HOW TO BE CONSISTENT
There are a few different strategies to consider to maintain consistency. One of those is to commit to a defined timeframe before evaluating your strategy. One of the biggest mistakes people make is judging a strategy too early. Instead, set a non-negotiable evaluation window. Whether that be a 30-, 60- or 90-day benchmark, focus attention on executing strategy instead of analyzing strategy. Once that benchmark is reached,
MOLD YOUR MIND
then you can begin to analyze your results from a more objective stance.
What this does is remove emotion from the decision-making process and protects you from quitting and changing strategies during normal dips of performance or when the progress is slower than expected.
Another strategy to consider is to track progress as opposed to outcomes. Most people quit because they do not see progress, so you must find ways to make progress more visible. Track what you can control. For example, if you wanted to lose weight, tracking workouts, complete or miles ran can be a way to track progress. Using a simple system, such as a checklist or habit tracker, can bring light to the progress you have made instead of the outcome that you have
not achieved. Even when results lag, you can prove that you are moving forward, which builds momentum and confidence. Consistency feels pointless when you cannot see it, so you must measure what matters so that you can see it.

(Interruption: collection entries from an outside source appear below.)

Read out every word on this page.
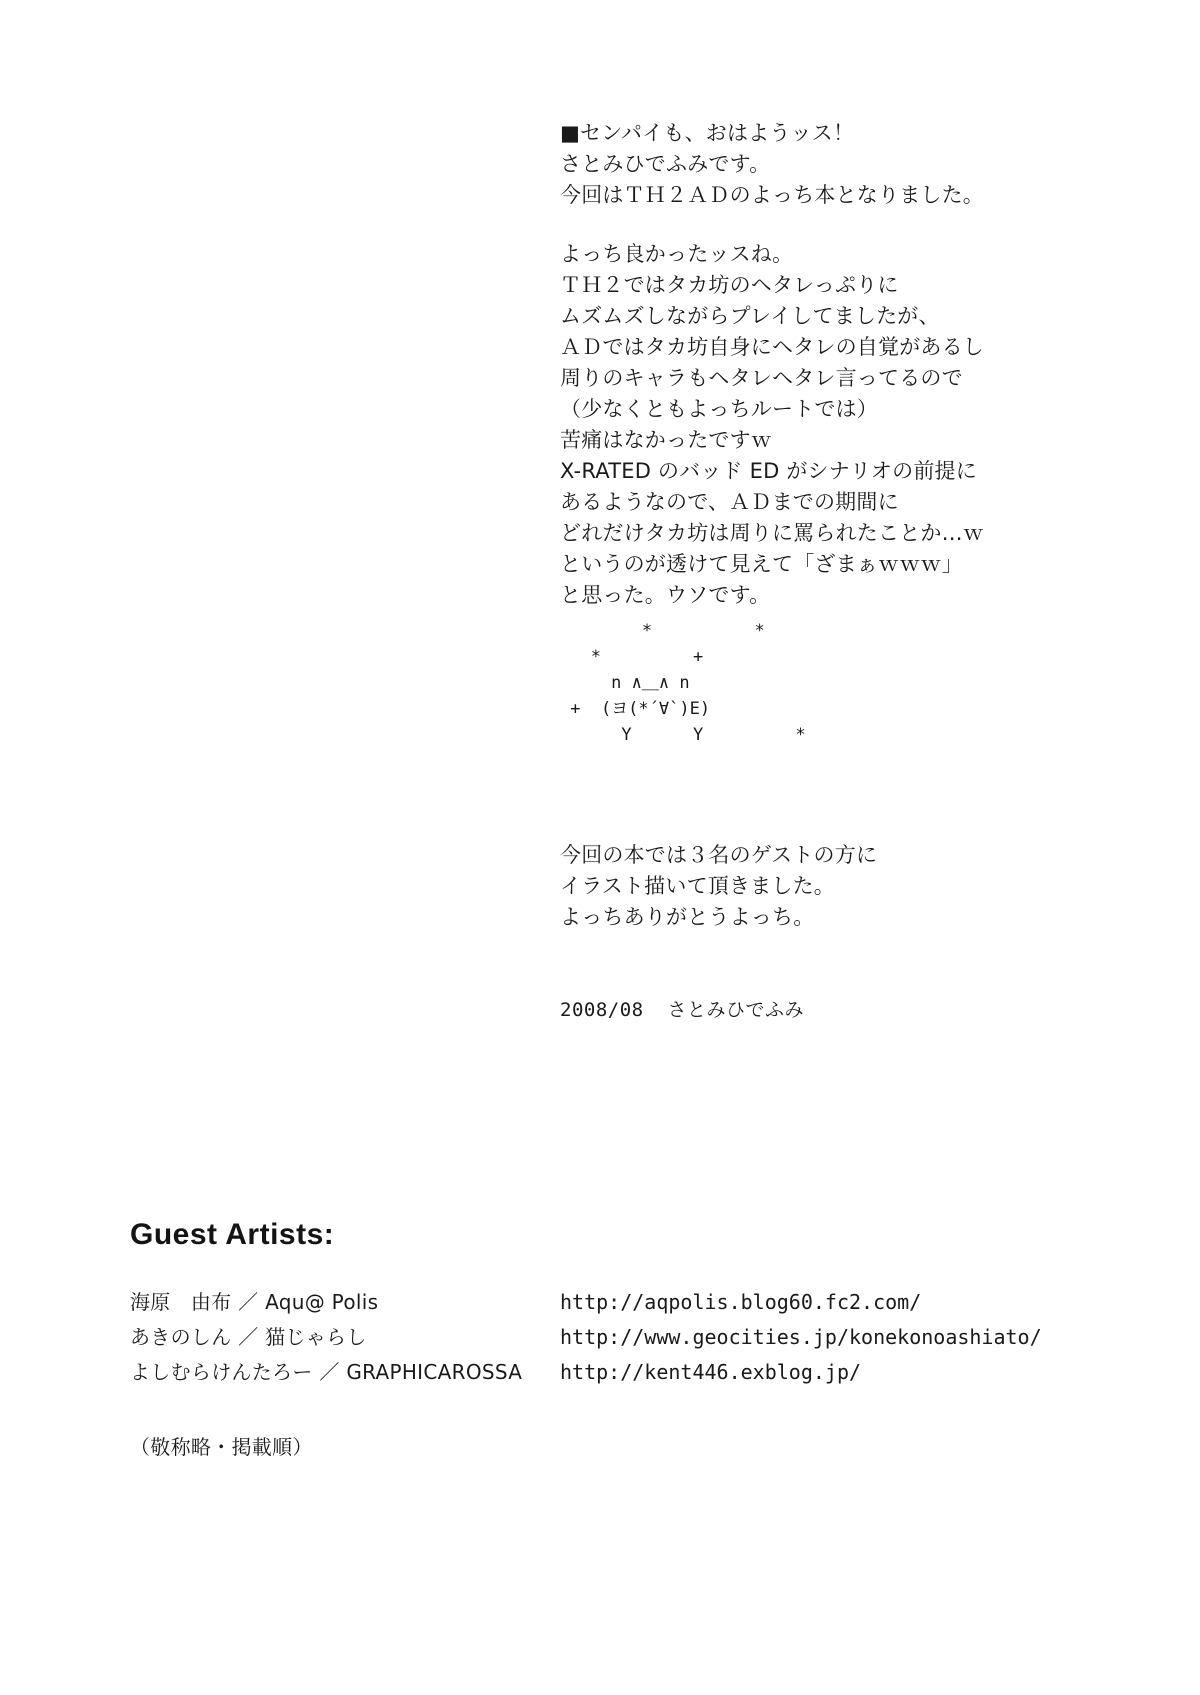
■センパイも、おはようッス！
さとみひでふみです。
今回はＴＨ２ＡＤのよっち本となりました。
よっち良かったッスね。
ＴＨ２ではタカ坊のヘタレっぷりに
ムズムズしながらプレイしてましたが、
ＡＤではタカ坊自身にヘタレの自覚があるし
周りのキャラもヘタレヘタレ言ってるので
（少なくともよっちルートでは）
苦痛はなかったですｗ
X-RATED のバッド ED がシナリオの前提に
あるようなので、ＡＤまでの期間に
どれだけタカ坊は周りに罵られたことか…ｗ
というのが透けて見えて「ざまぁｗｗｗ」
と思った。ウソです。
*          *
*         +
n ∧＿∧ n
+  (ヨ(*´∀`)Ε)
Y      Y         *
今回の本では３名のゲストの方に
イラスト描いて頂きました。
よっちありがとうよっち。
2008/08  さとみひでふみ
Guest Artists:
海原　由布 ／ Aqu@ Polis	http://aqpolis.blog60.fc2.com/
あきのしん ／ 猫じゃらし	http://www.geocities.jp/konekonoashiato/
よしむらけんたろー ／ GRAPHICAROSSA	http://kent446.exblog.jp/
（敬称略・掲載順）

Finally, decide your strategy in advance and remove emotions from the equation. Switching strategies is often an emotional reaction, not a logical one. You can ask yourself questions ahead of time, such as “What does success looks like?” “What does failure looks like?” or “What would justify a change in strategy?”

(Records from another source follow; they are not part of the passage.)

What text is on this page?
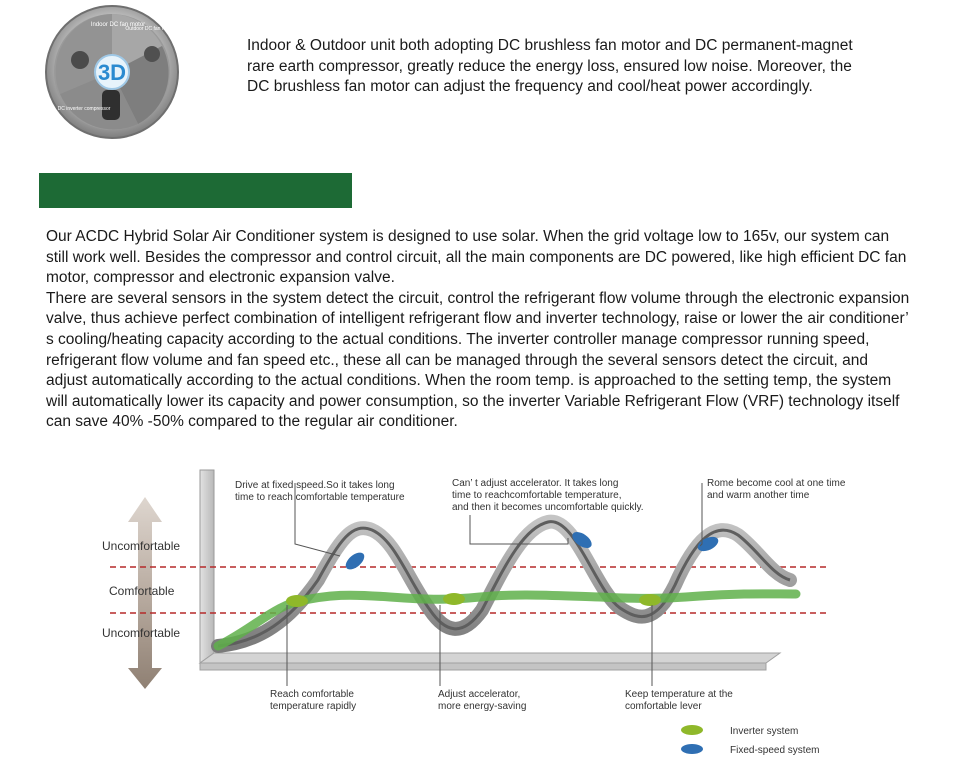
3D
Indoor DC fan motor
Outdoor DC fan motor
DC inverter compressor

Indoor & Outdoor unit both adopting DC brushless fan motor and DC permanent-magnet rare earth compressor, greatly reduce the energy loss, ensured low noise. Moreover, the DC brushless fan motor can adjust the frequency and cool/heat power accordingly.

Our ACDC Hybrid Solar Air Conditioner system is designed to use solar. When the grid voltage low to 165v, our system can still work well. Besides the compressor and control circuit, all the main components are DC powered, like high efficient DC fan motor, compressor and electronic expansion valve.

There are several sensors in the system detect the circuit, control the refrigerant flow volume through the electronic expansion valve, thus achieve perfect combination of intelligent refrigerant flow and inverter technology, raise or lower the air conditioner’ s cooling/heating capacity according to the actual conditions. The inverter controller manage compressor running speed, refrigerant flow volume and fan speed etc., these all can be managed through the several sensors detect the circuit, and adjust automatically according to the actual conditions. When the room temp. is approached to the setting temp, the system will automatically lower its capacity and power consumption, so the inverter Variable Refrigerant Flow (VRF) technology itself can save 40% -50% compared to the regular air conditioner.

Uncomfortable
Comfortable
Uncomfortable
Drive at fixed speed.So it takes long time to reach comfortable temperature
Can’ t adjust accelerator. It takes long time to reachcomfortable temperature, and then it becomes uncomfortable quickly.
Rome become cool at one time and warm another time
Reach comfortable temperature rapidly
Adjust accelerator, more energy-saving
Keep temperature at the comfortable lever
Inverter system
Fixed-speed system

Write these answers down before you start, which can help you prevent yourself from making decisions from an emotional standpoint. If you do not have a plan in place for when progress is slow,
than your emotions will make a rash decision for you.
FINAL THOUGHTS
Most people do not fail because their strategy is wrong, they fail because they abandon it before it has time to work. You can stay consistent by controlling how long you commit for, measuring progress over outcomes, and when you are allowed to change. Stay the course and trust yourself in knowing that your strategy will set you up for success in the long run.